Cataract surgery has undergone significant developments through new technologies and new operative strategies. During more than the first half of the twentieth century, cataract surgery was highly invasive, with a large limbal incision, zonulolysis and the extraction of the entire crystalline lens and its capsule. As a rule, the patient remained in hospital for a week, and functional recovery included significant astigmatism and a high rate of complications with numerous post-operative infections.
The arrival of extra-capsular extraction towards the end of the ’60s and of phacoemulsification in the early ’70s enabled improvements in these functional results by means of a reduction in surgery time and infection rates, smaller incisions and the intact preservation of a posterior capsule of the crystalline lens.
Bimanual microincision phacoemulsification is a new development in cataract surgery. It makes it possible to separate irrigation from the ultrasound probe to emulsify the crystalline lens as it is now possible to maintain the higher temperature of the ultrasound probe below the threshold that results in corneal burns at the incision site. Now coaxial infusion was no longer logical, and its relocation to a separate instrument prevents antagonistic phenomena between irrigation pushing away, and aspiration bringing back pieces of crystalline lens to the tip of the probe. In bimanual phaco, irrigation is provided by a separate irrigation probe, and the ultrasound tip is no longer surrounded by a silicone sleeve. Surgery can be performed by means of two micro-incisions of less than 1.5 mm which induce less astigmatism and improve perioperative visualisation.

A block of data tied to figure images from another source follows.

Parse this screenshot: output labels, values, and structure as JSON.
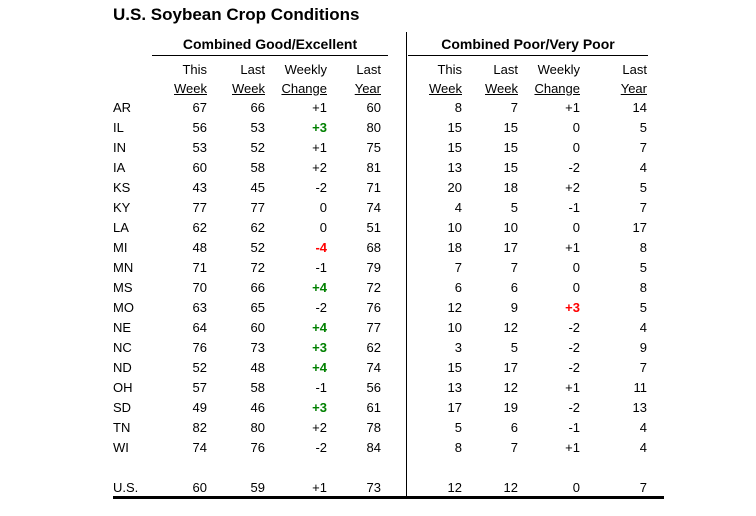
{
  "title": "U.S. Soybean Crop Conditions",
  "sections": {
    "left": "Combined Good/Excellent",
    "right": "Combined Poor/Very Poor"
  },
  "column_headers": {
    "line1": [
      "This",
      "Last",
      "Weekly",
      "Last"
    ],
    "line2": [
      "Week",
      "Week",
      "Change",
      "Year"
    ]
  },
  "colors": {
    "improvement_green": "#008000",
    "decline_red": "#ff0000",
    "text": "#000000",
    "background": "#ffffff"
  },
  "table": {
    "rows": [
      {
        "state": "AR",
        "good_excellent": {
          "this_week": "67",
          "last_week": "66",
          "weekly_change": "+1",
          "change_style": "plain",
          "last_year": "60"
        },
        "poor_very_poor": {
          "this_week": "8",
          "last_week": "7",
          "weekly_change": "+1",
          "change_style": "plain",
          "last_year": "14"
        }
      },
      {
        "state": "IL",
        "good_excellent": {
          "this_week": "56",
          "last_week": "53",
          "weekly_change": "+3",
          "change_style": "green",
          "last_year": "80"
        },
        "poor_very_poor": {
          "this_week": "15",
          "last_week": "15",
          "weekly_change": "0",
          "change_style": "plain",
          "last_year": "5"
        }
      },
      {
        "state": "IN",
        "good_excellent": {
          "this_week": "53",
          "last_week": "52",
          "weekly_change": "+1",
          "change_style": "plain",
          "last_year": "75"
        },
        "poor_very_poor": {
          "this_week": "15",
          "last_week": "15",
          "weekly_change": "0",
          "change_style": "plain",
          "last_year": "7"
        }
      },
      {
        "state": "IA",
        "good_excellent": {
          "this_week": "60",
          "last_week": "58",
          "weekly_change": "+2",
          "change_style": "plain",
          "last_year": "81"
        },
        "poor_very_poor": {
          "this_week": "13",
          "last_week": "15",
          "weekly_change": "-2",
          "change_style": "plain",
          "last_year": "4"
        }
      },
      {
        "state": "KS",
        "good_excellent": {
          "this_week": "43",
          "last_week": "45",
          "weekly_change": "-2",
          "change_style": "plain",
          "last_year": "71"
        },
        "poor_very_poor": {
          "this_week": "20",
          "last_week": "18",
          "weekly_change": "+2",
          "change_style": "plain",
          "last_year": "5"
        }
      },
      {
        "state": "KY",
        "good_excellent": {
          "this_week": "77",
          "last_week": "77",
          "weekly_change": "0",
          "change_style": "plain",
          "last_year": "74"
        },
        "poor_very_poor": {
          "this_week": "4",
          "last_week": "5",
          "weekly_change": "-1",
          "change_style": "plain",
          "last_year": "7"
        }
      },
      {
        "state": "LA",
        "good_excellent": {
          "this_week": "62",
          "last_week": "62",
          "weekly_change": "0",
          "change_style": "plain",
          "last_year": "51"
        },
        "poor_very_poor": {
          "this_week": "10",
          "last_week": "10",
          "weekly_change": "0",
          "change_style": "plain",
          "last_year": "17"
        }
      },
      {
        "state": "MI",
        "good_excellent": {
          "this_week": "48",
          "last_week": "52",
          "weekly_change": "-4",
          "change_style": "red",
          "last_year": "68"
        },
        "poor_very_poor": {
          "this_week": "18",
          "last_week": "17",
          "weekly_change": "+1",
          "change_style": "plain",
          "last_year": "8"
        }
      },
      {
        "state": "MN",
        "good_excellent": {
          "this_week": "71",
          "last_week": "72",
          "weekly_change": "-1",
          "change_style": "plain",
          "last_year": "79"
        },
        "poor_very_poor": {
          "this_week": "7",
          "last_week": "7",
          "weekly_change": "0",
          "change_style": "plain",
          "last_year": "5"
        }
      },
      {
        "state": "MS",
        "good_excellent": {
          "this_week": "70",
          "last_week": "66",
          "weekly_change": "+4",
          "change_style": "green",
          "last_year": "72"
        },
        "poor_very_poor": {
          "this_week": "6",
          "last_week": "6",
          "weekly_change": "0",
          "change_style": "plain",
          "last_year": "8"
        }
      },
      {
        "state": "MO",
        "good_excellent": {
          "this_week": "63",
          "last_week": "65",
          "weekly_change": "-2",
          "change_style": "plain",
          "last_year": "76"
        },
        "poor_very_poor": {
          "this_week": "12",
          "last_week": "9",
          "weekly_change": "+3",
          "change_style": "red",
          "last_year": "5"
        }
      },
      {
        "state": "NE",
        "good_excellent": {
          "this_week": "64",
          "last_week": "60",
          "weekly_change": "+4",
          "change_style": "green",
          "last_year": "77"
        },
        "poor_very_poor": {
          "this_week": "10",
          "last_week": "12",
          "weekly_change": "-2",
          "change_style": "plain",
          "last_year": "4"
        }
      },
      {
        "state": "NC",
        "good_excellent": {
          "this_week": "76",
          "last_week": "73",
          "weekly_change": "+3",
          "change_style": "green",
          "last_year": "62"
        },
        "poor_very_poor": {
          "this_week": "3",
          "last_week": "5",
          "weekly_change": "-2",
          "change_style": "plain",
          "last_year": "9"
        }
      },
      {
        "state": "ND",
        "good_excellent": {
          "this_week": "52",
          "last_week": "48",
          "weekly_change": "+4",
          "change_style": "green",
          "last_year": "74"
        },
        "poor_very_poor": {
          "this_week": "15",
          "last_week": "17",
          "weekly_change": "-2",
          "change_style": "plain",
          "last_year": "7"
        }
      },
      {
        "state": "OH",
        "good_excellent": {
          "this_week": "57",
          "last_week": "58",
          "weekly_change": "-1",
          "change_style": "plain",
          "last_year": "56"
        },
        "poor_very_poor": {
          "this_week": "13",
          "last_week": "12",
          "weekly_change": "+1",
          "change_style": "plain",
          "last_year": "11"
        }
      },
      {
        "state": "SD",
        "good_excellent": {
          "this_week": "49",
          "last_week": "46",
          "weekly_change": "+3",
          "change_style": "green",
          "last_year": "61"
        },
        "poor_very_poor": {
          "this_week": "17",
          "last_week": "19",
          "weekly_change": "-2",
          "change_style": "plain",
          "last_year": "13"
        }
      },
      {
        "state": "TN",
        "good_excellent": {
          "this_week": "82",
          "last_week": "80",
          "weekly_change": "+2",
          "change_style": "plain",
          "last_year": "78"
        },
        "poor_very_poor": {
          "this_week": "5",
          "last_week": "6",
          "weekly_change": "-1",
          "change_style": "plain",
          "last_year": "4"
        }
      },
      {
        "state": "WI",
        "good_excellent": {
          "this_week": "74",
          "last_week": "76",
          "weekly_change": "-2",
          "change_style": "plain",
          "last_year": "84"
        },
        "poor_very_poor": {
          "this_week": "8",
          "last_week": "7",
          "weekly_change": "+1",
          "change_style": "plain",
          "last_year": "4"
        }
      }
    ],
    "us_row": {
      "state": "U.S.",
      "good_excellent": {
        "this_week": "60",
        "last_week": "59",
        "weekly_change": "+1",
        "change_style": "plain",
        "last_year": "73"
      },
      "poor_very_poor": {
        "this_week": "12",
        "last_week": "12",
        "weekly_change": "0",
        "change_style": "plain",
        "last_year": "7"
      }
    }
  }
}
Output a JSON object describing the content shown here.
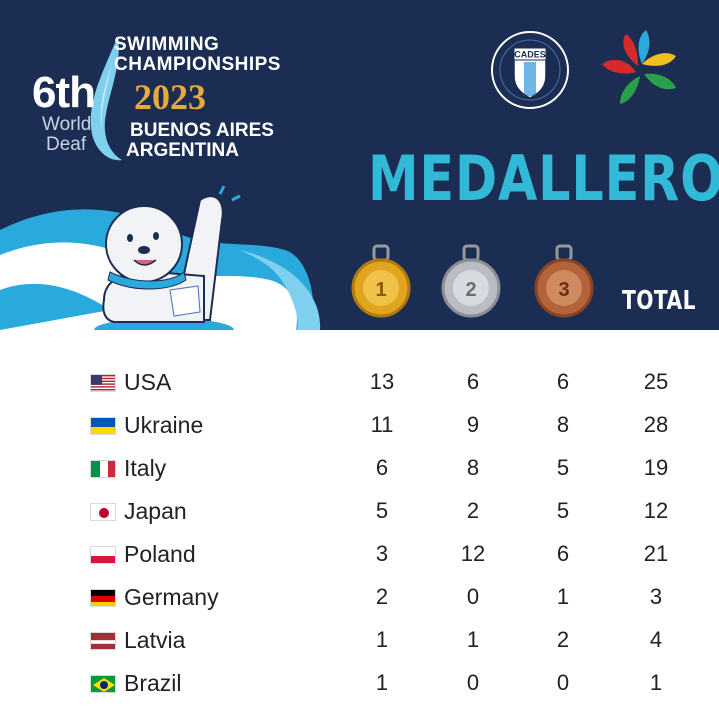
{
  "logo": {
    "edition": "6th",
    "world": "World",
    "deaf": "Deaf",
    "swimming": "SWIMMING",
    "championships": "CHAMPIONSHIPS",
    "year": "2023",
    "city": "BUENOS AIRES",
    "country": "ARGENTINA"
  },
  "cades_badge": "CADES",
  "title": "MEDALLERO",
  "medal_labels": {
    "gold": "1",
    "silver": "2",
    "bronze": "3"
  },
  "total_label": "TOTAL",
  "colors": {
    "header_bg": "#1b2d52",
    "title": "#33b9d8",
    "wave": "#2aa9dd",
    "gold": "#e0a51c",
    "silver": "#b9bcc2",
    "bronze": "#b4643c",
    "year": "#e9a93b"
  },
  "rows": [
    {
      "flag": "usa-flag",
      "country": "USA",
      "gold": "13",
      "silver": "6",
      "bronze": "6",
      "total": "25"
    },
    {
      "flag": "ukraine-flag",
      "country": "Ukraine",
      "gold": "11",
      "silver": "9",
      "bronze": "8",
      "total": "28"
    },
    {
      "flag": "italy-flag",
      "country": "Italy",
      "gold": "6",
      "silver": "8",
      "bronze": "5",
      "total": "19"
    },
    {
      "flag": "japan-flag",
      "country": "Japan",
      "gold": "5",
      "silver": "2",
      "bronze": "5",
      "total": "12"
    },
    {
      "flag": "poland-flag",
      "country": "Poland",
      "gold": "3",
      "silver": "12",
      "bronze": "6",
      "total": "21"
    },
    {
      "flag": "germany-flag",
      "country": "Germany",
      "gold": "2",
      "silver": "0",
      "bronze": "1",
      "total": "3"
    },
    {
      "flag": "latvia-flag",
      "country": "Latvia",
      "gold": "1",
      "silver": "1",
      "bronze": "2",
      "total": "4"
    },
    {
      "flag": "brazil-flag",
      "country": "Brazil",
      "gold": "1",
      "silver": "0",
      "bronze": "0",
      "total": "1"
    }
  ]
}
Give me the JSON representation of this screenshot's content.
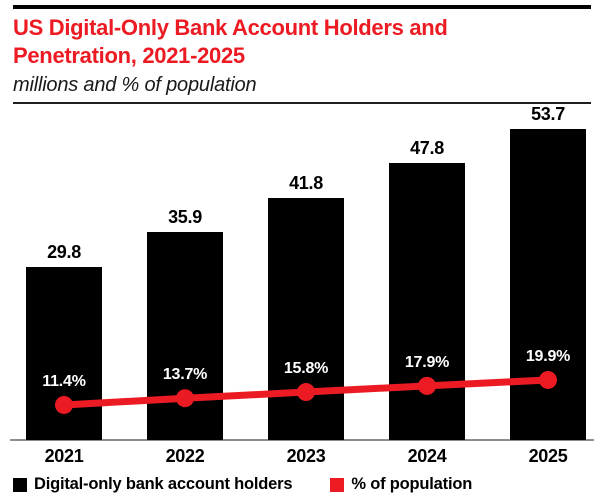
{
  "meta": {
    "colors": {
      "accent_red": "#EC1B23",
      "bar_black": "#000000",
      "axis_gray": "#8d8d8d",
      "background": "#ffffff",
      "pct_label_white": "#ffffff"
    }
  },
  "header": {
    "title_line1": "US Digital-Only Bank Account Holders and",
    "title_line2": "Penetration, 2021-2025",
    "subtitle": "millions and % of population"
  },
  "chart_data": {
    "type": "bar+line combo",
    "title": "US Digital-Only Bank Account Holders and Penetration, 2021-2025",
    "subtitle": "millions and % of population",
    "categories": [
      "2021",
      "2022",
      "2023",
      "2024",
      "2025"
    ],
    "series": [
      {
        "name": "Digital-only bank account holders",
        "type": "bar",
        "unit": "millions",
        "color": "#000000",
        "values": [
          29.8,
          35.9,
          41.8,
          47.8,
          53.7
        ],
        "labels": [
          "29.8",
          "35.9",
          "41.8",
          "47.8",
          "53.7"
        ]
      },
      {
        "name": "% of population",
        "type": "line",
        "unit": "% of population",
        "color": "#EC1B23",
        "values": [
          11.4,
          13.7,
          15.8,
          17.9,
          19.9
        ],
        "labels": [
          "11.4%",
          "13.7%",
          "15.8%",
          "17.9%",
          "19.9%"
        ]
      }
    ],
    "grid": false,
    "value_axis_ticks_visible": false,
    "data_labels_visible": true,
    "legend_position": "bottom"
  },
  "legend": {
    "items": [
      {
        "label": "Digital-only bank account holders",
        "color": "#000000"
      },
      {
        "label": "% of population",
        "color": "#EC1B23"
      }
    ]
  }
}
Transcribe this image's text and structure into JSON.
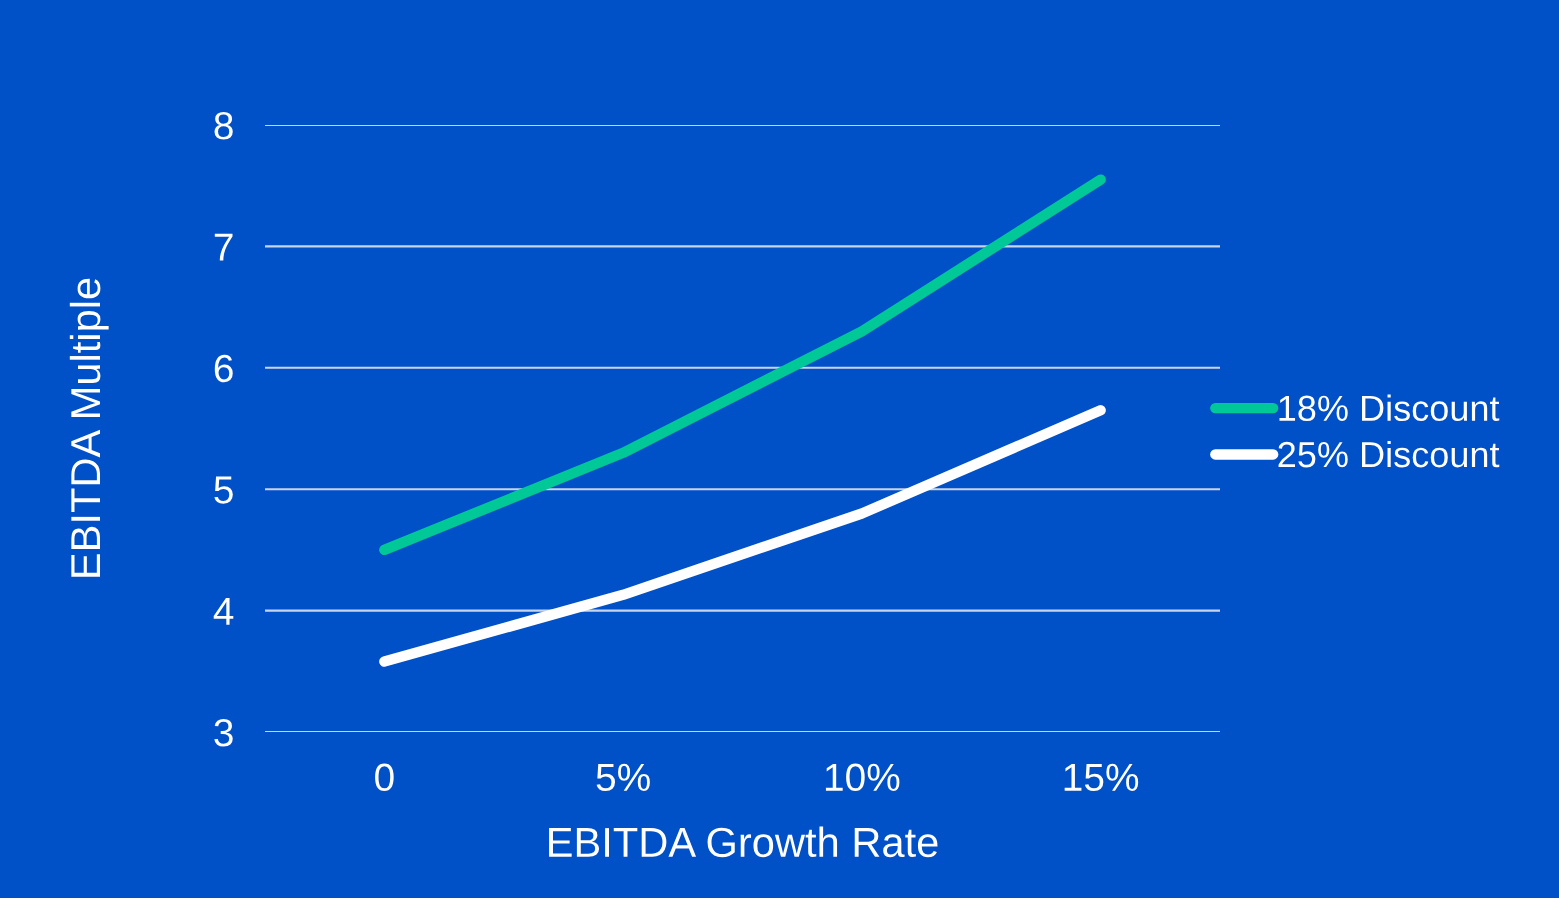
{
  "chart_data": {
    "type": "line",
    "xlabel": "EBITDA Growth Rate",
    "ylabel": "EBITDA Multiple",
    "categories": [
      "0",
      "5%",
      "10%",
      "15%"
    ],
    "series": [
      {
        "name": "18% Discount",
        "color": "#00c896",
        "values": [
          4.5,
          5.3,
          6.3,
          7.55
        ]
      },
      {
        "name": "25% Discount",
        "color": "#ffffff",
        "values": [
          3.58,
          4.13,
          4.8,
          5.65
        ]
      }
    ],
    "ylim": [
      3,
      8
    ],
    "yticks": [
      3,
      4,
      5,
      6,
      7,
      8
    ],
    "grid": "y",
    "legend": "right",
    "marker": "none",
    "line_style": "solid"
  }
}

The first description of bimanual phacoemulsification with two 1 mm incisions was provided by SHEARING in 1985. However, the variability of results due to a not insignificant rate of corneal burns and the use of 6 mm PMMA implants caused this technique to be of only limited interest.
On the other hand, over the last five years, technological advances enabling better US power management, a better understanding of fluid dynamics and the advent of implants for microincisions have reawakened interest in bimanual phacoemulsification. No reference work would be complete without citing some of the pioneers of bimanual phaco as it is practiced today:
- Amar Agarwal in India who, in 1999, performed the first 0.9 mm bimanual phacos, called PHAKONIT, N for needle, I for incision, T for tip. The first bimanual phacos were therefore carried out with an infusion needle passed through a micro-incision. He received assistance from his sister Sunita Agarwal who perfected the system with an air pump connected to the irrigation bottle to increase the flow of the intracameral infusion and to prevent perioperative collapse events.
- At the same time, in Japan, Hiroshi Tsuneoka performed the first large-scale series of 637 bimanual phaco procedures with microincisions of less than 1.5 mm; an overview was published in the Journal of Cataract and Refractive Surgery in 2002.
- Starting in 1999, Randall Olson began researching ways to control ultrasound emissions to reduce the thermal effects of the probe and to make non-coaxial phacoemulsion possible. In 2001 he demonstrated the feasibility of 1 mm bimanual phaco.
- In Spain, Jorge Alio created the term MICS for Micro Incision Cataract Surgery, and his important work was instrumental in popularising the technique in Europe.
- In Germany, Christine Kreiner developed the first implant for microincisions. Their first lens was implanted in Greece through the work of Kanellopoulos in 2000.
- In the US, Scott et Waine Callahan developed an ultra-thin, foldable and injectable implant to use with incisions of less than 1.8 mm, with one of the first implantations being carried out by Alio in Spain in 2001.
To put the evolution towards bimanual phaco into perspective, a parallel could be established between the current developments in bimanual crystalline lens phacoemulsification and those in the area of vitrectomy. Vitrectomy was also in its beginnings a technique in which irrigation was coaxial to the vitreotome. Kloti’s vitreotome model is an example of this arrangement. It gradually changed into two angles of approach, with a separation of the infusion and the cutting action of the vitreotome, then into a three-port-system with the introduction of an cold light source for intraocular use. Today, it would be unthinkable to return to coaxial vitrectomy. And what will be the future of phacoemulsification ? Time will tell.